If the states fail to agree on a COVID-19 hotspot definition, Scott Morrison will strike, using their failure as his justification, writes Dr Jennifer Wilson.
Contesting the right of states to close borders as they see fit stirs some powerful emotions. The debate tends to bifurcate into two factions, broadly representing those who put health first and those who prioritise the economy.
As with any border, there are those whose sense of belonging this containment nurtures and those who are inevitably othered by its existence.
This is a chilling observation and one that indicates a direction nobody should want to take. The idea that a state should only allow “our people” access to medical treatment is viscerally disturbing. Palaszczuk has since defended her statement. This is but one example of how fraught border closure decisions can become, particularly for the border communities who are most seriously impacted.
At the next meeting of the National Cabinet on Friday (4 September), state and territory leaders will be urged by Prime Minister Scott Morrison to come to an agreement on the criteria for determining which areas are COVID-19 hotspots.
The PM has signalled his intention to establish a national definition with or without agreement from the states.
There is as yet no clinical definition of the term "hotspot", with Queensland imposing arbitrary bans on areas designated as such by the state’s Chief Medical Officer Dr Jennifer Young. Currently, all of NSW is declared a hotspot by Queensland, as well as the ACT, despite the latter having reported no new infections for 50 days and despite the majority of NSW cases being confined to Sydney and its surrounds.
It’s discouraging to realise that nine months into the pandemic, politicians have yet to provide us with this fundamental tool for managing the virus. Yet, here we are.
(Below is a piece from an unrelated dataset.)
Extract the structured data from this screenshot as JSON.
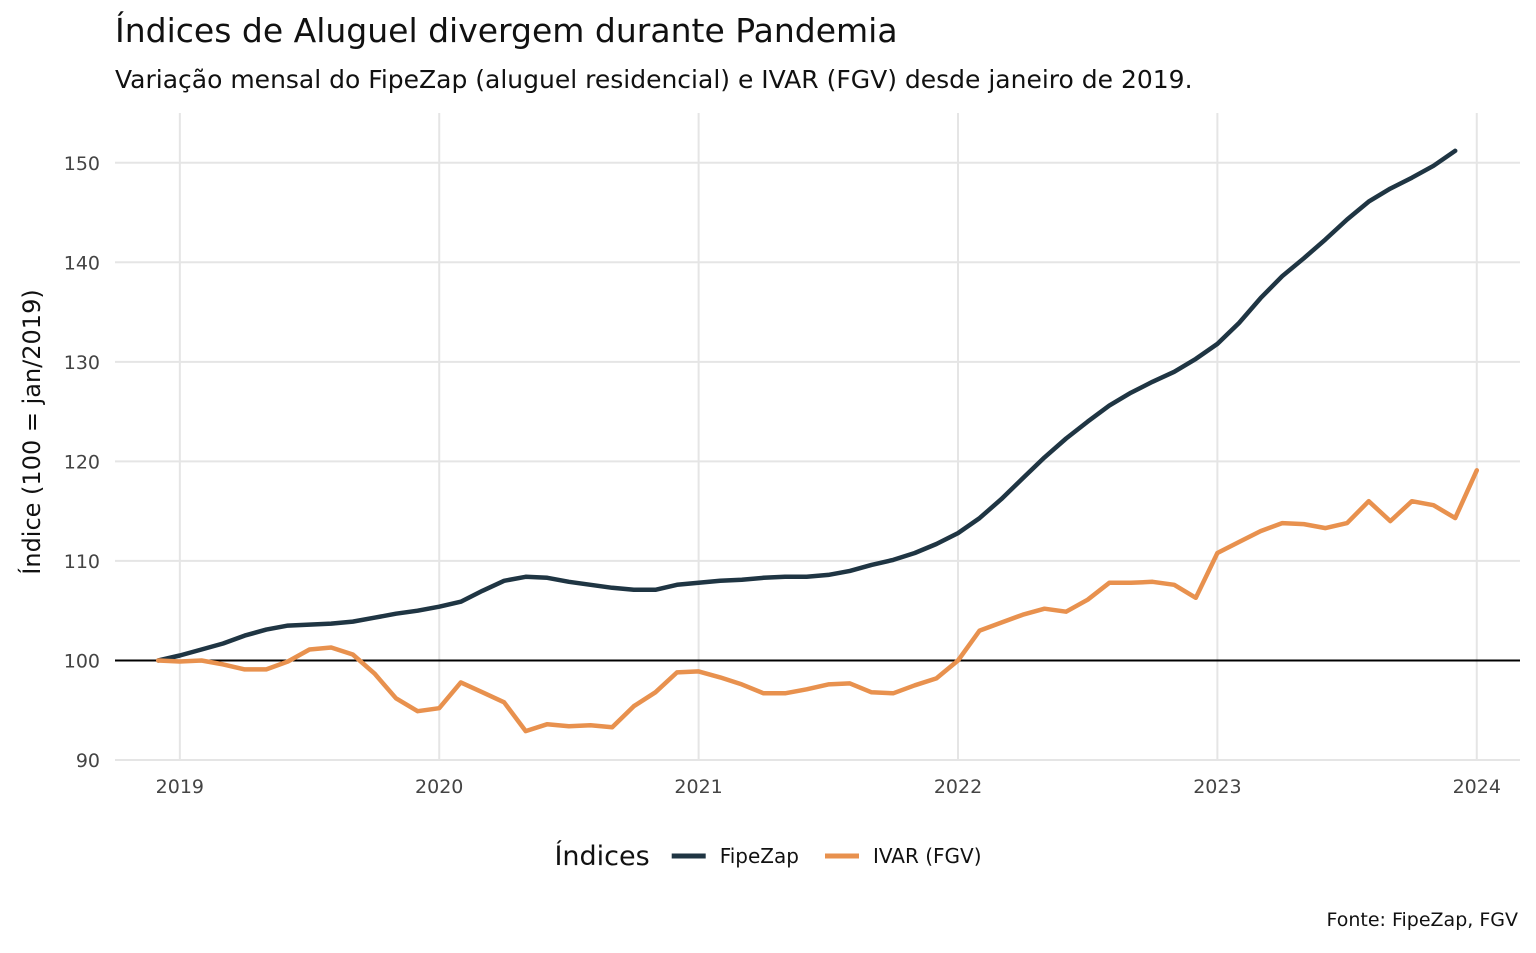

At the moment, it is unstated whether or not the Federal Government has the power to overrule states on the hotspot definition. Considering that Morrison’s goal is to open up borders as quickly as possible, it’s likely that the Federal criteria will be less stringent than that of most of the states. And if this is the case, does the Federal Government have the authority to impose its own definition and force states to open up?
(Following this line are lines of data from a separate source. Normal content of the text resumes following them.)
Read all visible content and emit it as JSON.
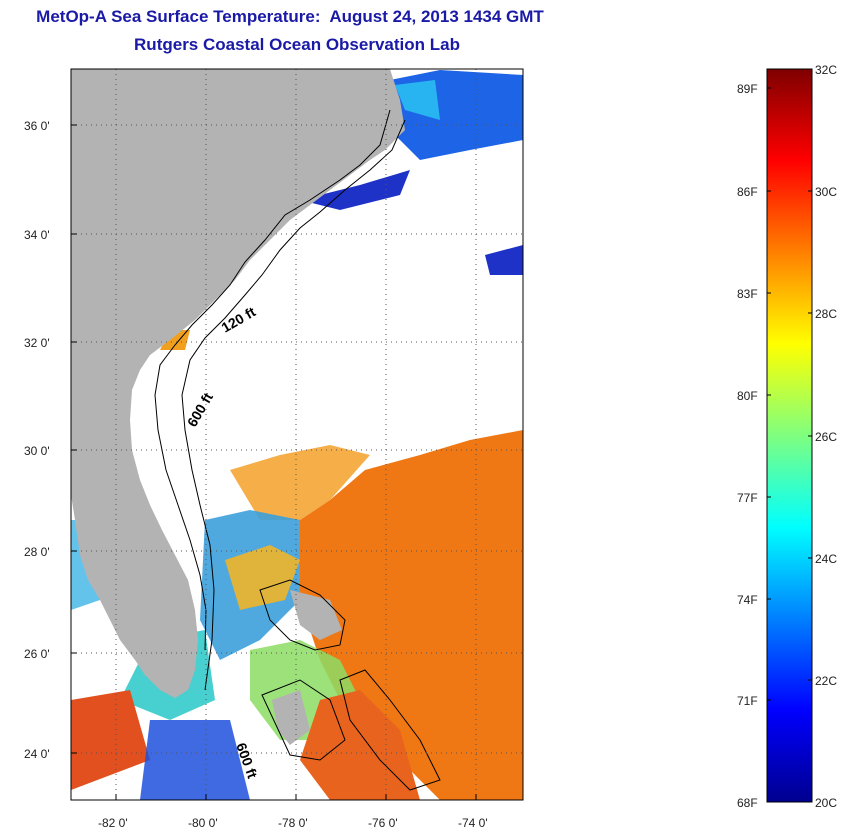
{
  "title": "MetOp-A Sea Surface Temperature:  August 24, 2013 1434 GMT",
  "subtitle": "Rutgers Coastal Ocean Observation Lab",
  "map": {
    "lon_range": [
      -83,
      -73
    ],
    "lat_range": [
      23,
      37
    ],
    "lon_ticks": [
      "-82 0'",
      "-80 0'",
      "-78 0'",
      "-76 0'",
      "-74 0'"
    ],
    "lat_ticks": [
      "36 0'",
      "34 0'",
      "32 0'",
      "30 0'",
      "28 0'",
      "26 0'",
      "24 0'"
    ],
    "contour_labels": [
      "120 ft",
      "600 ft",
      "600 ft"
    ],
    "land_color": "#b3b3b3",
    "grid": true
  },
  "colorbar": {
    "colormap": "jet",
    "celsius_range": [
      20,
      32
    ],
    "celsius_labels": [
      "32C",
      "30C",
      "28C",
      "26C",
      "24C",
      "22C",
      "20C"
    ],
    "fahrenheit_labels": [
      "89F",
      "86F",
      "83F",
      "80F",
      "77F",
      "74F",
      "71F",
      "68F"
    ]
  }
}
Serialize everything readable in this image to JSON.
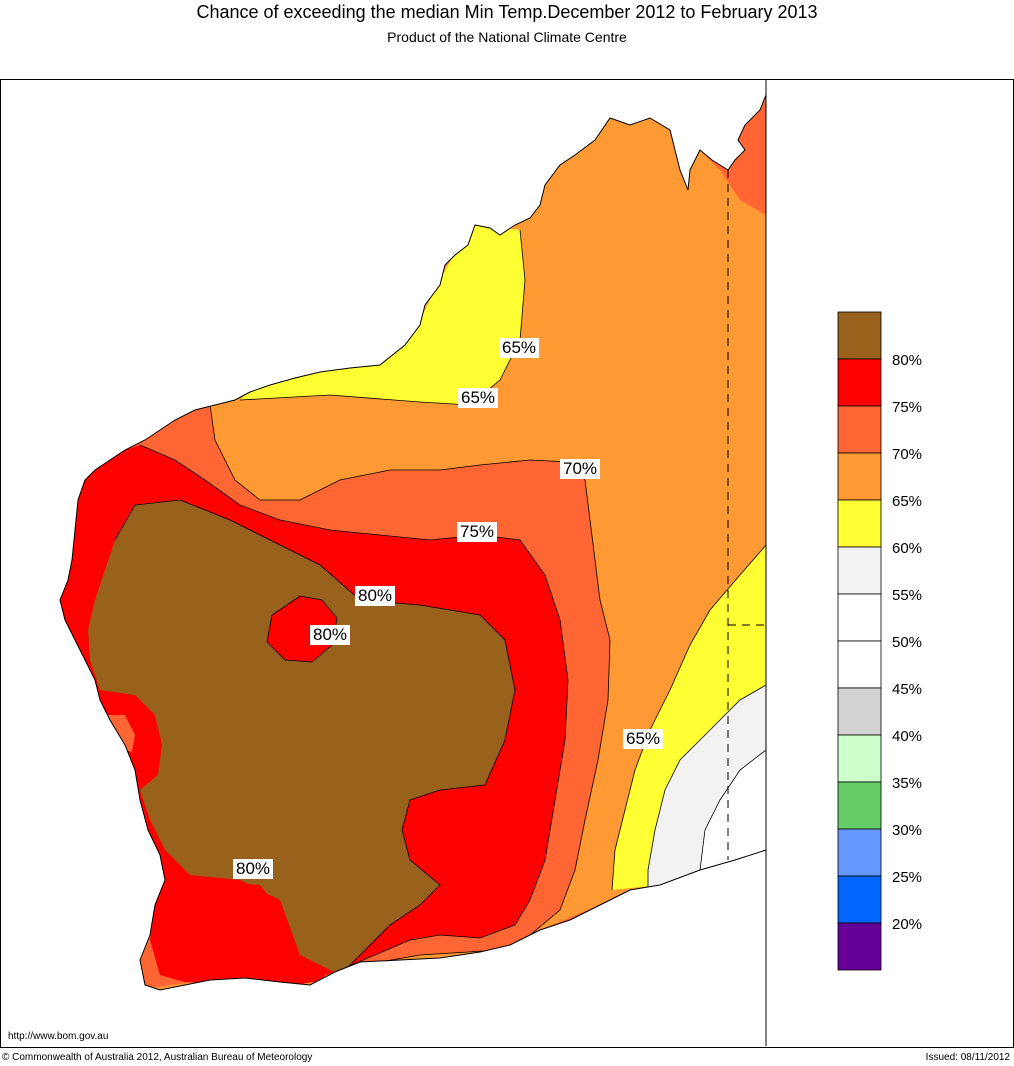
{
  "header": {
    "title": "Chance of exceeding the median Min Temp.December 2012 to February 2013",
    "subtitle": "Product of the National Climate Centre"
  },
  "colors": {
    "c80": "#98621c",
    "c75": "#ff0000",
    "c70": "#ff6633",
    "c65": "#ff9933",
    "c60": "#ffff33",
    "c55": "#f2f2f2",
    "c50": "#ffffff",
    "c45": "#ffffff",
    "c40": "#d3d3d3",
    "c35": "#ccffcc",
    "c30": "#66cc66",
    "c25": "#6699ff",
    "c20": "#0066ff",
    "c15": "#660099"
  },
  "legend": {
    "labels": [
      "80%",
      "75%",
      "70%",
      "65%",
      "60%",
      "55%",
      "50%",
      "45%",
      "40%",
      "35%",
      "30%",
      "25%",
      "20%"
    ]
  },
  "map_labels": {
    "north_a": "65%",
    "north_b": "65%",
    "east_70": "70%",
    "centre_75": "75%",
    "centre_80a": "80%",
    "centre_80b": "80%",
    "east_65": "65%",
    "south_80": "80%"
  },
  "footer": {
    "url": "http://www.bom.gov.au",
    "copyright": "© Commonwealth of Australia 2012, Australian Bureau of Meteorology",
    "issued": "Issued: 08/11/2012"
  }
}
On 18 March, the Governor-General declared that a human biosecurity emergency exists in Australia due to COVID-19 and for the first time expansive powers under the Biosecurity Act were accorded to the Federal Minister for Health Greg Hunt. The declaration and enforcement of areas as COVID-19 hotspots by the Health Minister appear to be within the scope of these powers. This would grant the Morrison Government the power to overrule any state or territory definition and the ability to control border closures, despite the wishes of a state.
Morrison is absolutely committed to the lifting of travel restrictions between states, to the degree that his Government initially backed businessman Clive Palmer's challenge to the West Australian Government’s lockdown. The Morrison Government’s challenge was withdrawn, apparently when it became evident how popular the hard border is in Western Australia. Having lost his case in the Federal Court, Mr Palmer has now progressed to the High Court and the matter will be heard possibly as early as October. Should the court find in Mr Palmer’s favour, this will have implications for all border closures. It will also embolden the Morrison Government in its efforts to open up.
We are looking at two serious lunges for power by Morrison over the states’ ability to control their own borders. Thus far, Morrison has been thwarted by opinion polls that show he is on the wrong side in this fight. Overwhelmingly, voters support state premiers in their right to determine who may and may not cross their borders. However, there may be no way to prevent the Federal Government assuming control under the expansive powers of the Biosecurity Act.
It would be an act of reckless self-harm should Morrison decide to exercise this power at the moment, in the face of overwhelming resistance. However, the concern must be that this power over the states will be available to a federal government to use at will in a situation such as that we are currently experiencing if Morrison succeeds in imposing a national definition of COVID-19 hotspots — as is his expressed intention.
It is entirely up to the states to co-operatively and sensibly agree on the definition of a hotspot. If they fail to do this, Morrison will at some point strike, using their failure as his justification. This is not the time to retreat into parochialism. It is not the time to play a state-based version of identity politics. It is not the time to wage a war between those who belong in a geographical region arbitrarily determined by man-made borders, and those who do not.
If premiers continue to do this, Morrison will take control. They will then have nobody to blame but themselves if they find their authority and their right to control their own borders usurped by an opportunistic Prime Minister, greedy for power and the chance it gives him to further his own agenda.